Vicente Cañas lived with the Enawenê-Nawê people for ten years. He participated in the first contacts between the indigenous people and the non-indigenous group in 1974. He accompanied them in their traditional fishing and agriculture activities and in their daily life. In a region where contamination for verminosis was commonplace, he acted in the prevention of these diseases. He organized constant vaccinations to prevent contagious diseases like measles, which decimated so many other indigenous groups in Brazil. The population of Enawenê-Nawê amounted 97 people when they were first contacted. Today, they are with 430.

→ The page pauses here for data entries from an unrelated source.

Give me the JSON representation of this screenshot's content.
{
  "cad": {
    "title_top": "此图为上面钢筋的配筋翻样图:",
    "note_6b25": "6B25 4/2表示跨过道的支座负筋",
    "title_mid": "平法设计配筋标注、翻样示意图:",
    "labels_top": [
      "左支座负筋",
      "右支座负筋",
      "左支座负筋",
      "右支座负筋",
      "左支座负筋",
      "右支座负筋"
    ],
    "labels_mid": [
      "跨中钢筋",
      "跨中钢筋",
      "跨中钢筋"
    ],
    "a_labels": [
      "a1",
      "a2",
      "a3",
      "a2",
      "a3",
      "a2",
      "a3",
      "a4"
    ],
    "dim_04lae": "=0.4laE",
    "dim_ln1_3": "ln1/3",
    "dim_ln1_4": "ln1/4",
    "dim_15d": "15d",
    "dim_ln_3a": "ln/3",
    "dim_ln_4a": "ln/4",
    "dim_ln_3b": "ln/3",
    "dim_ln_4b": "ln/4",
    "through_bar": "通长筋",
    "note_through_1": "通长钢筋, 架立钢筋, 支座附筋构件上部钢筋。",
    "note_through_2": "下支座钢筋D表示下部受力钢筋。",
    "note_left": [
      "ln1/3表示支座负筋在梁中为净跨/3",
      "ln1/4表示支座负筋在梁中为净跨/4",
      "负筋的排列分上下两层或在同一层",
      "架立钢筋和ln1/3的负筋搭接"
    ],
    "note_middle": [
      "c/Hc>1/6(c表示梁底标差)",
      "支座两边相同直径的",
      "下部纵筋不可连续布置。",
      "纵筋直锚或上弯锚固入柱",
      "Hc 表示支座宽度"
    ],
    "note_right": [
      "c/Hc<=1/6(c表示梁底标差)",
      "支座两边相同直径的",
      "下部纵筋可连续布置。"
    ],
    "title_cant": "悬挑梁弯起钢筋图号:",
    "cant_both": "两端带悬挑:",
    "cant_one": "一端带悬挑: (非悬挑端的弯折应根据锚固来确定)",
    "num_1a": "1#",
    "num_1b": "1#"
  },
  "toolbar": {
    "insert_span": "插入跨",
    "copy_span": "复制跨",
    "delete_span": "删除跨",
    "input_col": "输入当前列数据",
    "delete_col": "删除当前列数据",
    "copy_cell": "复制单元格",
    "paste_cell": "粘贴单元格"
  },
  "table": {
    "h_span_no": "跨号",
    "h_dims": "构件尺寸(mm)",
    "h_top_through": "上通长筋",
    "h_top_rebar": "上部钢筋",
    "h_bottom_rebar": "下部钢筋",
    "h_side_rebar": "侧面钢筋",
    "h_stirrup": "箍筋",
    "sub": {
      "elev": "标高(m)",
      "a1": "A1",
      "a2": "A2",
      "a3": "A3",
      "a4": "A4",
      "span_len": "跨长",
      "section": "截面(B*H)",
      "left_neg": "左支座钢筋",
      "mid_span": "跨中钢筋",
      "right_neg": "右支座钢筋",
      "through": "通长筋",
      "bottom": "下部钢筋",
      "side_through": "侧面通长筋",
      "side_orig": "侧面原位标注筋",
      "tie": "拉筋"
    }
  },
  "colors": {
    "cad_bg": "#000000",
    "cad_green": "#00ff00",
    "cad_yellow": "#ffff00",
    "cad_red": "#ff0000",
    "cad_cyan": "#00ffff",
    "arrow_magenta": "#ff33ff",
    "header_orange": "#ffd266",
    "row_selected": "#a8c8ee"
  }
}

Wood and lands were highly coveted by the farmers that settled in the area. Vicente Cañas fought for the demarcation of the traditional indigenous lands and for respecting the culture of the Enawenê-Nawê. He participated officially in a Funai´s working group for identification of the indigenous territory. For this reason, the competence for judging the accused was transferred to Federal Justice.
Violence
After receiving death threats because of his commitment to ensure the survival of the Enawenê-Nawê people, Vicente Cañas was stabbed to death by farmers in 1987, just as he was getting ready to assist in an indigenous village, taking medicines up there. After being killed, he was abandoned at the door of his hut, and the murderers fled into the forest, in direction of the farm of one of the men behind the crime.
Only about forty days after the murder, his body was found by two missionaries of CIMI. His hut was in disorder, presenting signs of a fight, his glasses broken with a bat in his face. His working instruments, like the basket to take the medicines, a flashlight, rifle and a large knife, were already in the boat, with which he was planning to go to the villages, as he had informed by radio some days before the murder.
The police inquiry lasted for six years. In spite of being a voice about the involvement of the accused, the population of Juína and of the indigenous villages feared reprisals and attacks on their lives, and remained silent in relation to the persons behind the murder and the ones that carried it out. The fact that the accused were involved in the crime was revealed by indigenous people belonging to the Rikbaktsa people (canoeiros), inhabitants of the neighboring lands to the one of Enawenê-Nawê.